MASTER> alter table tbl_ drop r;
ERROR 25: Can't create symlink './test/#sql-1aa7_4.MYI' pointing at
'/m/data/4/1/test/#sql-1aa7_4.MYI' (Error 17)

MASTER> alter table tbl_ drop r;
ERROR 25: Can't create symlink './test/#sql-1aa7_4.MYI' pointing at
'/m/data/4/1/test/#sql-1aa7_4.MYI' (Error 17)

This is the same error as you: it's impossible to alter the synonym.

What happens is that "ALTER TABLE tbl_ ...":
- Creates temporary files (named #sql*) in the same place as the tbl_
files, which is ./ (which is also /m/data/4/1/test btw). Those temporary
files are the result of the ALTER TABLE (the new frm/MYD/MYI files).
- Notices that the tbl_ files are in fact symlinks to files in
/m/data/4/1/test; so it wants to move the temporary files from ./ to
/m/data/4/1/test (ALTER wants, in some way, to preserve the symbolic
links).

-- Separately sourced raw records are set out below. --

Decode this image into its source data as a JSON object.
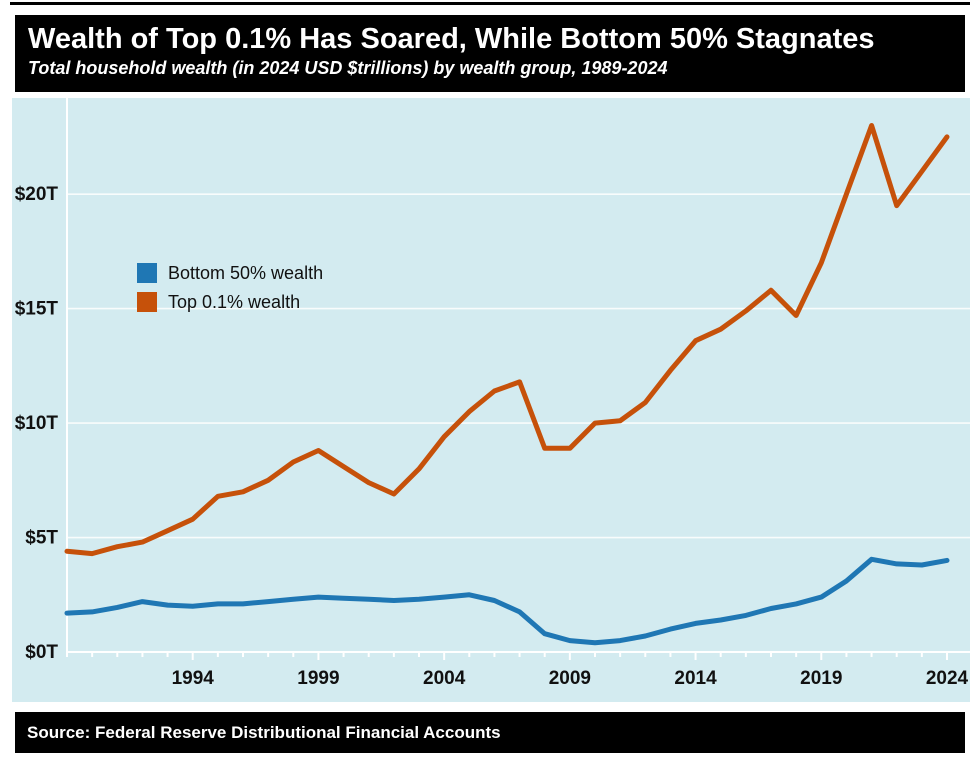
{
  "page": {
    "background_color": "#ffffff",
    "top_rule_color": "#000000"
  },
  "header": {
    "title": "Wealth of Top 0.1% Has Soared, While Bottom 50% Stagnates",
    "subtitle": "Total household wealth (in 2024 USD $trillions) by wealth group, 1989-2024",
    "background_color": "#000000",
    "text_color": "#ffffff"
  },
  "footer": {
    "source": "Source: Federal Reserve Distributional Financial Accounts",
    "background_color": "#000000",
    "text_color": "#ffffff"
  },
  "chart_data": {
    "type": "line",
    "title": "Wealth of Top 0.1% Has Soared, While Bottom 50% Stagnates",
    "subtitle": "Total household wealth (in 2024 USD $trillions) by wealth group, 1989-2024",
    "xlabel": "",
    "ylabel": "",
    "background_color": "#d3ebf0",
    "grid": true,
    "gridline_color": "#ffffff",
    "axis_color": "#ffffff",
    "label_color": "#111111",
    "legend_position": "upper-left-inside",
    "x": [
      1989,
      1990,
      1991,
      1992,
      1993,
      1994,
      1995,
      1996,
      1997,
      1998,
      1999,
      2000,
      2001,
      2002,
      2003,
      2004,
      2005,
      2006,
      2007,
      2008,
      2009,
      2010,
      2011,
      2012,
      2013,
      2014,
      2015,
      2016,
      2017,
      2018,
      2019,
      2020,
      2021,
      2022,
      2023,
      2024
    ],
    "series": [
      {
        "name": "Bottom 50% wealth",
        "color": "#1f77b4",
        "values": [
          1.7,
          1.75,
          1.95,
          2.2,
          2.05,
          2.0,
          2.1,
          2.1,
          2.2,
          2.3,
          2.4,
          2.35,
          2.3,
          2.25,
          2.3,
          2.4,
          2.5,
          2.25,
          1.75,
          0.8,
          0.5,
          0.4,
          0.5,
          0.7,
          1.0,
          1.25,
          1.4,
          1.6,
          1.9,
          2.1,
          2.4,
          3.1,
          4.05,
          3.85,
          3.8,
          4.0
        ]
      },
      {
        "name": "Top 0.1% wealth",
        "color": "#c6510a",
        "values": [
          4.4,
          4.3,
          4.6,
          4.8,
          5.3,
          5.8,
          6.8,
          7.0,
          7.5,
          8.3,
          8.8,
          8.1,
          7.4,
          6.9,
          8.0,
          9.4,
          10.5,
          11.4,
          11.8,
          8.9,
          8.9,
          10.0,
          10.1,
          10.9,
          12.3,
          13.6,
          14.1,
          14.9,
          15.8,
          14.7,
          17.0,
          20.0,
          23.0,
          19.5,
          21.0,
          22.5
        ]
      }
    ],
    "ylim": [
      0,
      24.2
    ],
    "yticks": [
      {
        "value": 0,
        "label": "$0T"
      },
      {
        "value": 5,
        "label": "$5T"
      },
      {
        "value": 10,
        "label": "$10T"
      },
      {
        "value": 15,
        "label": "$15T"
      },
      {
        "value": 20,
        "label": "$20T"
      }
    ],
    "xticks": [
      1994,
      1999,
      2004,
      2009,
      2014,
      2019,
      2024
    ],
    "xlim": [
      1989,
      2024
    ]
  }
}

As the 2 directories are the same, the move fails.
Note that this error occured often on my system but not always,
depending on which table was accessed first (see below), which could
explain why you got it on slave only (on slave all queries are performed
by one unique thread).

Here is another problem:
MASTER> flush tables;
Query OK, 0 rows affected (0.00 sec)

MASTER> alter table tbl_ add t int;
ERROR 25: Can't create symlink './test/#sql-1aa7_4.MYI' pointing at '/m/data/4/1/test/#sql-1aa7_4.MYI' (Error 17)
MASTER> alter table tbl add t int;
ERROR 25: Can't create symlink './test/#sql-1aa7_4.MYI' pointing at '/m/data/4/1/test/#sql-1aa7_4.MYI' (Error 17)

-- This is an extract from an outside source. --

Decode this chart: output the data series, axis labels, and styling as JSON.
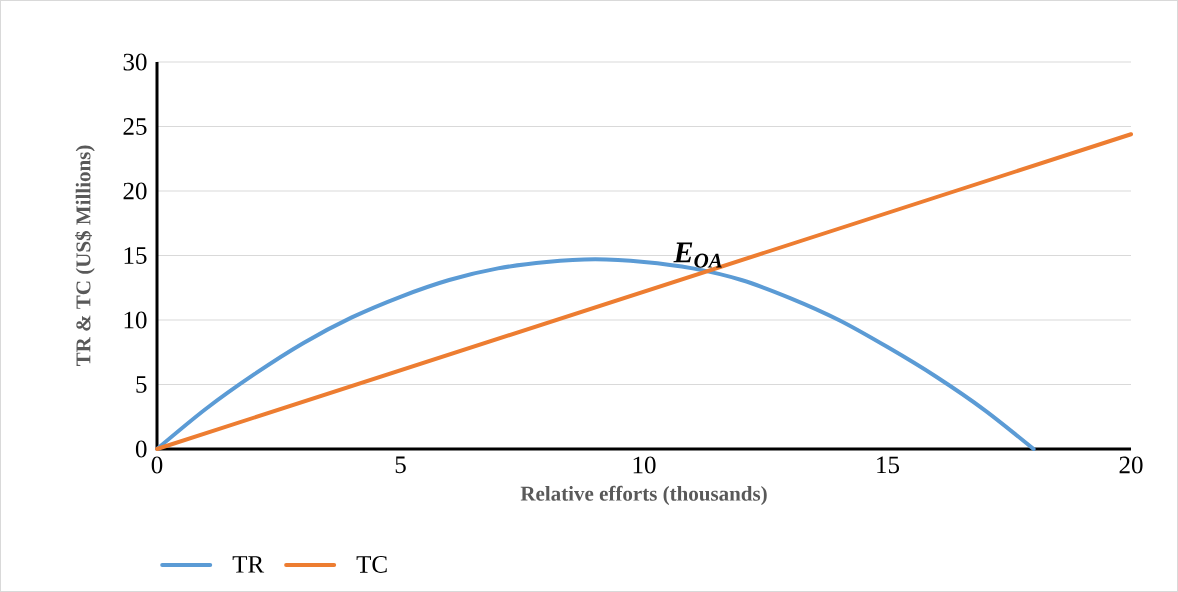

you see, now even the alter on the real table fails.
This is because in the MySQL table cache, the real and synonym are
considered one same table; as MySQL first opened the synonym, it also
uses the synonym when the real table is invoked ("it's the same table"),
leading to the error for the real table too. If now I empty the table
cache:

MASTER> flush tables;
Query OK, 0 rows affected (0.00 sec)

MASTER> alter table tbl add t int;
Query OK, 4 rows affected (0.00 sec)
Records: 4  Duplicates: 0  Warnings: 0

it works.

So the conclusion is: unfortunately, the symlink support in MySQL was
not designed for "synonyming", as far as DDL (Data Definition Language -
CREATE TABLE / DROP TABLE / ALTER TABLE) commands are concerned. It was
designed with the thought that symlinks are to be used to point to a
*different* directory (another partition where there is more room, or
another device to balance disk load). For DDL commands MySQL always
expects a table to exist only once, i.e. to have only one name. Putting,
in the database directory, a symlink and the real table means giving 2
names to one table...

I will add a note about this into our manual soon. I understand this is
is an inconvenience for you; you will be safe if you always do the DDL
commands (ALTER TABLE, in your case) on the real table. It's ok to do
DML commands (INSERT/DELETE/UPDATE/LOADDATA, which fortunately occur
much more often than ALTER TABLE normally) on both tables indifferently.

Guilhem